In the interview Gates defended the priorities of the Gates Foundation: charter schools, mayoral control of school districts, portfolio school reform strategies and the dangerous power of elected local school boards and teachers unions as entrenched institutions. Cody charges Gates has not paid attention to the damage such philanthropic investments have caused: “The man is highly intelligent, and describes himself as a ‘technocrat.’ He speaks as if he were a scientist, citing research and statistics to support his views and even calling the work his foundation sponsors ‘experimental.’ But I have worked closely with scientists before, and one thing I have noticed is how carefully they attend to the results of their experiments. And in medical science, great care is taken to monitor potential adverse effects on human subjects. If there are signs that harm is occurring, experiments must be discontinued, even if they are not complete. Gates has used billions of dollars to promote an experimental course of reforms… yet he seems remarkably incurious about the results we are already seeing.”

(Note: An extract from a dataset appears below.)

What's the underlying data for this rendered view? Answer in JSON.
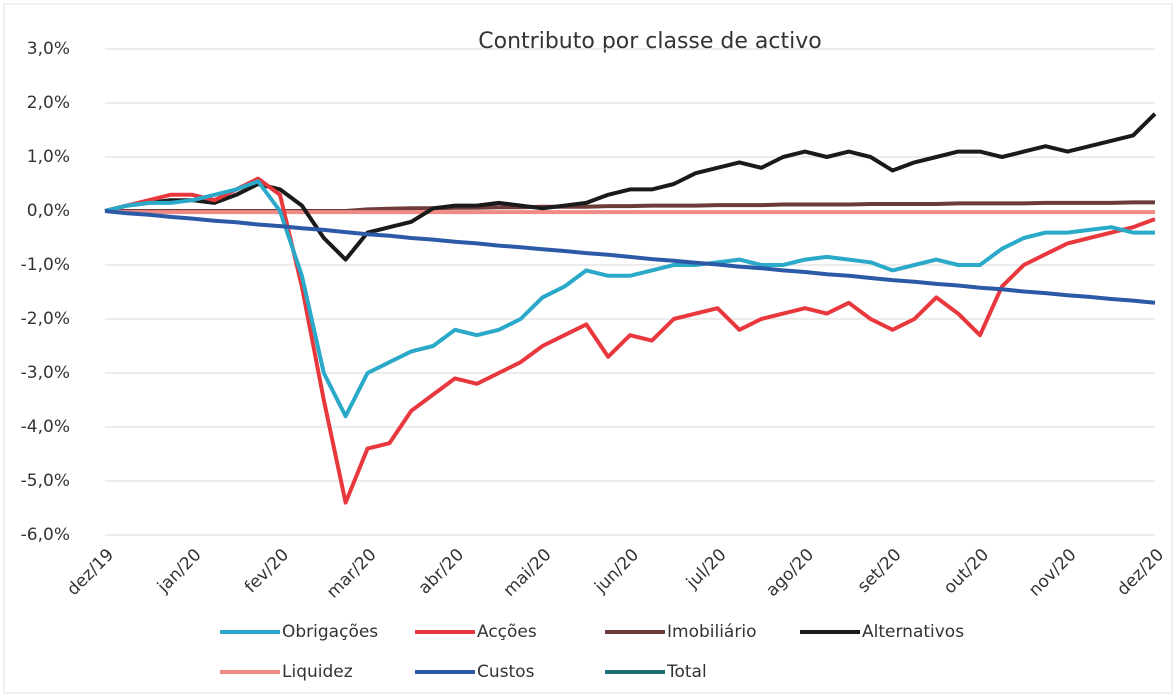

Five years ago Diane Ravitch raised the alarm about the power of mega-philanthropy in education policy. “(I)t is worth reflecting on the wisdom of allowing education policy to be directed or, one might say, captured by private foundations. There is something fundamentally antidemocratic about relinquishing control of the public education policy agenda to private foundations run by society’s wealthiest people; when the wealthiest of these foundations are joined in common purpose, they represent an unusually powerful force that is beyond the reach of democratic institutions. These foundations, no matter how worthy and high-minded, are, after all, not public agencies. They are not subject to public oversight or review, as a public agency would be. They have taken it upon themselves to reform public education, perhaps in ways that would never survive the scrutiny of voters in any districts or state. If voters don’t like the foundations’ reform agenda, they can’t vote them out of office. The foundations demand that public schools and teachers be held accountable for performance, but they themselves are accountable to no one. If their plans fail, no sanctions are levied against them. They are bastions of unaccountable power.” (The Death and Life of the Great American School System, pp. 200-201)
As the gap between the wealthy and the rest of us has grown wider, the power of private money has increasingly undermined the public system of education that has historically distinguished our society. With all the problems and challenges that can be legitimately directed at public schools, public education remains the only institution where it is possible systemically to address the needs and protect the rights of our society’s children. As public institutions they are accountable to citizens if we choose to hold them accountable and to make them work.